Sorry, Herc & Xena were off my radar very quick. Neither show were of interest to me. I tried a few of each and found both wanting.

I mean, how can we know? It’s possible that:
(a) Whedon is an amoral cynic who realized “hey, there’s a big market for female action stars, and then I can pretend to be a feminist and grow rich”
or
(b) Whedon genuinely holds and values feminist ideals in his conscious mind, and genuinely felt that he was doing good by increasing the amount of strong female protagonists in pop culture… but also is an asshole control freak whose assholeishness, when directed towards women, takes on very clearly sexist forms.

(Or of course, a mix of the two).

But there’s no reason to think that people can’t sincerely and honestly espouse and support ideals that they themselves fall short of.

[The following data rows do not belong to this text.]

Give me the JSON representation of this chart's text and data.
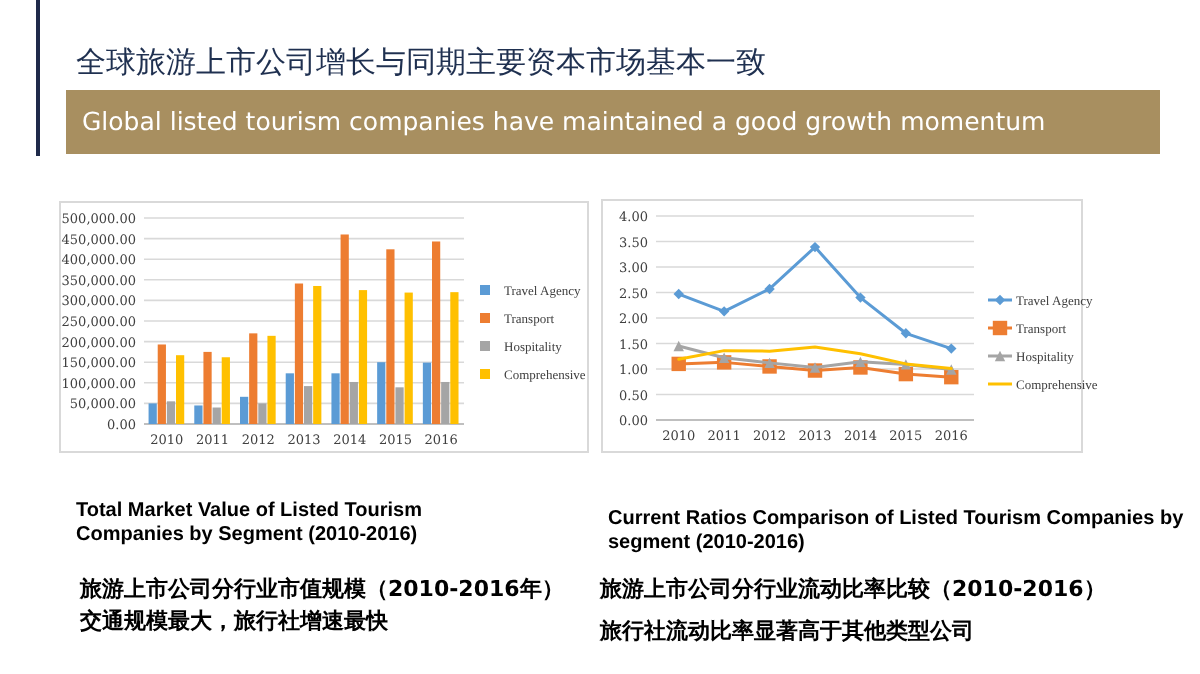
{
  "chart_data": [
    {
      "type": "bar",
      "title": "Total Market Value of Listed Tourism Companies by Segment (2010-2016)",
      "subtitle": "旅游上市公司分行业市值规模（2010-2016年）",
      "annotations": [
        "全球旅游上市公司增长与同期主要资本市场基本一致",
        "Global listed tourism companies have maintained a good growth momentum",
        "交通规模最大，旅行社增速最快"
      ],
      "categories": [
        "2010",
        "2011",
        "2012",
        "2013",
        "2014",
        "2015",
        "2016"
      ],
      "series": [
        {
          "name": "Travel Agency",
          "color": "#5b9bd5",
          "values": [
            50000,
            45000,
            66000,
            123000,
            123000,
            150000,
            149000
          ]
        },
        {
          "name": "Transport",
          "color": "#ed7d31",
          "values": [
            193000,
            175000,
            220000,
            341000,
            460000,
            424000,
            443000
          ]
        },
        {
          "name": "Hospitality",
          "color": "#a5a5a5",
          "values": [
            55000,
            40000,
            50000,
            92000,
            102000,
            89000,
            102000
          ]
        },
        {
          "name": "Comprehensive",
          "color": "#ffc000",
          "values": [
            167000,
            162000,
            214000,
            335000,
            325000,
            319000,
            320000
          ]
        }
      ],
      "ylim": [
        0,
        500000
      ],
      "yticks": [
        {
          "value": 0,
          "label": "0.00"
        },
        {
          "value": 50000,
          "label": "50,000.00"
        },
        {
          "value": 100000,
          "label": "100,000.00"
        },
        {
          "value": 150000,
          "label": "150,000.00"
        },
        {
          "value": 200000,
          "label": "200,000.00"
        },
        {
          "value": 250000,
          "label": "250,000.00"
        },
        {
          "value": 300000,
          "label": "300,000.00"
        },
        {
          "value": 350000,
          "label": "350,000.00"
        },
        {
          "value": 400000,
          "label": "400,000.00"
        },
        {
          "value": 450000,
          "label": "450,000.00"
        },
        {
          "value": 500000,
          "label": "500,000.00"
        }
      ],
      "grid": "y",
      "legend": "right"
    },
    {
      "type": "line",
      "title": "Current Ratios Comparison of Listed Tourism Companies by segment (2010-2016)",
      "subtitle": "旅游上市公司分行业流动比率比较（2010-2016）",
      "annotations": [
        "旅行社流动比率显著高于其他类型公司"
      ],
      "categories": [
        "2010",
        "2011",
        "2012",
        "2013",
        "2014",
        "2015",
        "2016"
      ],
      "series": [
        {
          "name": "Travel Agency",
          "color": "#5b9bd5",
          "marker": "diamond",
          "values": [
            2.47,
            2.13,
            2.57,
            3.39,
            2.4,
            1.7,
            1.4
          ]
        },
        {
          "name": "Transport",
          "color": "#ed7d31",
          "marker": "square",
          "values": [
            1.1,
            1.13,
            1.05,
            0.97,
            1.03,
            0.9,
            0.84
          ]
        },
        {
          "name": "Hospitality",
          "color": "#a5a5a5",
          "marker": "triangle",
          "values": [
            1.45,
            1.22,
            1.12,
            1.03,
            1.14,
            1.09,
            0.99
          ]
        },
        {
          "name": "Comprehensive",
          "color": "#ffc000",
          "marker": "none",
          "values": [
            1.19,
            1.36,
            1.35,
            1.43,
            1.3,
            1.1,
            1.01
          ]
        }
      ],
      "ylim": [
        0,
        4
      ],
      "yticks": [
        {
          "value": 0,
          "label": "0.00"
        },
        {
          "value": 0.5,
          "label": "0.50"
        },
        {
          "value": 1,
          "label": "1.00"
        },
        {
          "value": 1.5,
          "label": "1.50"
        },
        {
          "value": 2,
          "label": "2.00"
        },
        {
          "value": 2.5,
          "label": "2.50"
        },
        {
          "value": 3,
          "label": "3.00"
        },
        {
          "value": 3.5,
          "label": "3.50"
        },
        {
          "value": 4,
          "label": "4.00"
        }
      ],
      "grid": "y",
      "legend": "right"
    }
  ]
}
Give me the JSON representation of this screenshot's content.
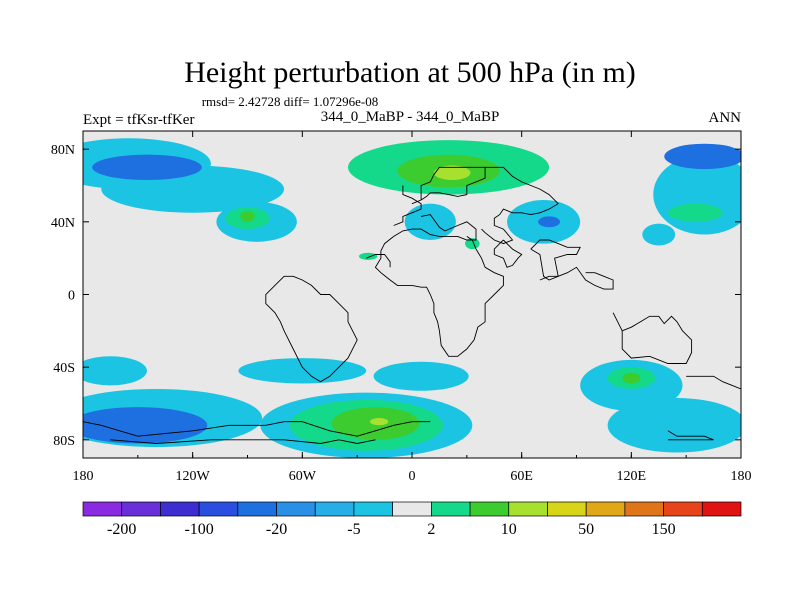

Absolutely, I agree. And Whedon very well might be “(b).” We can’t know. And the public conversation shouldn’t depend on knowing for sure which is which.

The ultimate focus should be on addressing toxic workplaces in show business (and other businesses).

There are posts in this thread to the effect that well that’s the way Hollywood is, or that’s the way creative geniuses are. I’m sorry but no. We don’t have to accept abusive employers in order to have good entertainment.

Really, Harvey Weinstein helped create some great movies. Are we going to say that we need to tolerate some rape because that’s what geniuses do? No. No. No. No.

We can’t say whether Whedon is a feminist or a sexist “in his heart” but we can and must address his behavior and its impact on the people who worked for him. (His infidelity to his wife is not my concern except to the extent that he abused his workplace authority while doing it.)